Start with the terrace
The terrace is the single biggest source of leakage in flat-roof homes. A proper waterproofing job includes surface cleaning, crack filling, a waterproof membrane or coating application, and correct slope towards drainage outlets — skipping the slope check is the most common mistake we see in redone terraces.
Bathrooms and wet areas
Waterproofing should go in before tiling, not after — applied to the floor and up the walls to at least 1.5–2 feet, especially around shower areas and drain points.

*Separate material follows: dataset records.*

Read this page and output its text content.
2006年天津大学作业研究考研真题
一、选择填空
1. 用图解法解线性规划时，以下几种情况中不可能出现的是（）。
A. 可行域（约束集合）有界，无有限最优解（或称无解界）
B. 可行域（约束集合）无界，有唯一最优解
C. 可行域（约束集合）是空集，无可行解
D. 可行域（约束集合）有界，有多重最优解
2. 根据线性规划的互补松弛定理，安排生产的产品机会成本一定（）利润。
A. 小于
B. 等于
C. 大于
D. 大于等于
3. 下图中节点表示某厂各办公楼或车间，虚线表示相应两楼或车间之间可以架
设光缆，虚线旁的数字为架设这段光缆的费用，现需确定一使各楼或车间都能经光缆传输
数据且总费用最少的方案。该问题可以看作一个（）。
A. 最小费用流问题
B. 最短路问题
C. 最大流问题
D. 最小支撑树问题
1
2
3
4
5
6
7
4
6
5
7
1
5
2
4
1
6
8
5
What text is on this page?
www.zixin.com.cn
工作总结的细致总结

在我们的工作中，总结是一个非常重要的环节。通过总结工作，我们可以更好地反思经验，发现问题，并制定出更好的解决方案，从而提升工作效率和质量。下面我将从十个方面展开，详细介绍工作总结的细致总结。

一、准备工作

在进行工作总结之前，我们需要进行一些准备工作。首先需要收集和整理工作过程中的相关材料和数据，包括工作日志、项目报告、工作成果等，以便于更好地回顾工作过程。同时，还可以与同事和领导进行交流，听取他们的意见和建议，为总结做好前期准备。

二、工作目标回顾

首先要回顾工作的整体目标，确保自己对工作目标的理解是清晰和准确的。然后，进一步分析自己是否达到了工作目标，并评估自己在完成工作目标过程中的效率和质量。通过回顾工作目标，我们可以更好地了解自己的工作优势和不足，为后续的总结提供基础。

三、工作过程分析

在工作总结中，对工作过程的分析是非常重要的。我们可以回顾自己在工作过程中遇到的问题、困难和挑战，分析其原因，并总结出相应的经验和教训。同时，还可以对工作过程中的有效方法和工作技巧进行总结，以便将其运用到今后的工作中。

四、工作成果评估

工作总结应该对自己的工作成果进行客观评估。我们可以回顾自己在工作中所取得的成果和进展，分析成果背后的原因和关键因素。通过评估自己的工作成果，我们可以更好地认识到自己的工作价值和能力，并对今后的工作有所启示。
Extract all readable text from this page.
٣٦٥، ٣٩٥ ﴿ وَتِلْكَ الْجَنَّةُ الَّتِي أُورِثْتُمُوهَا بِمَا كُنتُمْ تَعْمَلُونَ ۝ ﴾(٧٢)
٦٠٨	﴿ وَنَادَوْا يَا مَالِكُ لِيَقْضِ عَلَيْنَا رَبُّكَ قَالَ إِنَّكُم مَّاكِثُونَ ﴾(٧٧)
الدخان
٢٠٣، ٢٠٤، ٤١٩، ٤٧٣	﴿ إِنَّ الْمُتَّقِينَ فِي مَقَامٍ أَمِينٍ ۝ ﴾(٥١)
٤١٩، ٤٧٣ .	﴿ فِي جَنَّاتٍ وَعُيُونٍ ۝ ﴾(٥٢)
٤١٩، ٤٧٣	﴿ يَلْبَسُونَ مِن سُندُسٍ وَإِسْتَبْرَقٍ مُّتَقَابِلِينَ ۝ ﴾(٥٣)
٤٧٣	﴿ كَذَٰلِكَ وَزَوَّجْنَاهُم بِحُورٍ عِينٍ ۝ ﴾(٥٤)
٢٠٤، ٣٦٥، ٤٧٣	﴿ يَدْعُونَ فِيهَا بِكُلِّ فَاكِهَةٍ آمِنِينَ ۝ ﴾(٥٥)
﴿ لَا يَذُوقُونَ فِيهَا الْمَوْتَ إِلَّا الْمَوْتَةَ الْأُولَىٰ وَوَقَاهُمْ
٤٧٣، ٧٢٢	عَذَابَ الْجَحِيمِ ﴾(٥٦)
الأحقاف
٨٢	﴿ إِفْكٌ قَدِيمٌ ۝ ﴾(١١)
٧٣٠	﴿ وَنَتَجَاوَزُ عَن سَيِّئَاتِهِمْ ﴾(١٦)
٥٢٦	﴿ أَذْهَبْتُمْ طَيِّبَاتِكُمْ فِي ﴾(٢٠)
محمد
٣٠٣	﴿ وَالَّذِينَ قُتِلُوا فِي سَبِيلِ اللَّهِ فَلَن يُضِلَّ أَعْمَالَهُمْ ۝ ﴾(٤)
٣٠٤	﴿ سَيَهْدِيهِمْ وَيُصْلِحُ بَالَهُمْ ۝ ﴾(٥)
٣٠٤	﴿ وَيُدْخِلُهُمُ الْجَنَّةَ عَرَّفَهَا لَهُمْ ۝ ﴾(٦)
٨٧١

Retrofitting a leaking bathroom after tiling almost always costs more than doing it right the first time.
Basements and ground floors
For homes near riverbanks or low-lying areas common across Guwahati, external wall waterproofing and proper site drainage during construction prevent rising dampness — a problem that's very difficult to fix once the building is complete.
Signs you need waterproofing now
Watch for paint bubbling or peeling on ceilings after rain, a musty smell in ground-floor rooms, or visible efflorescence (white salt deposits) on walls. Any of these mean water is already getting in, and the sooner it's addressed, the cheaper the fix.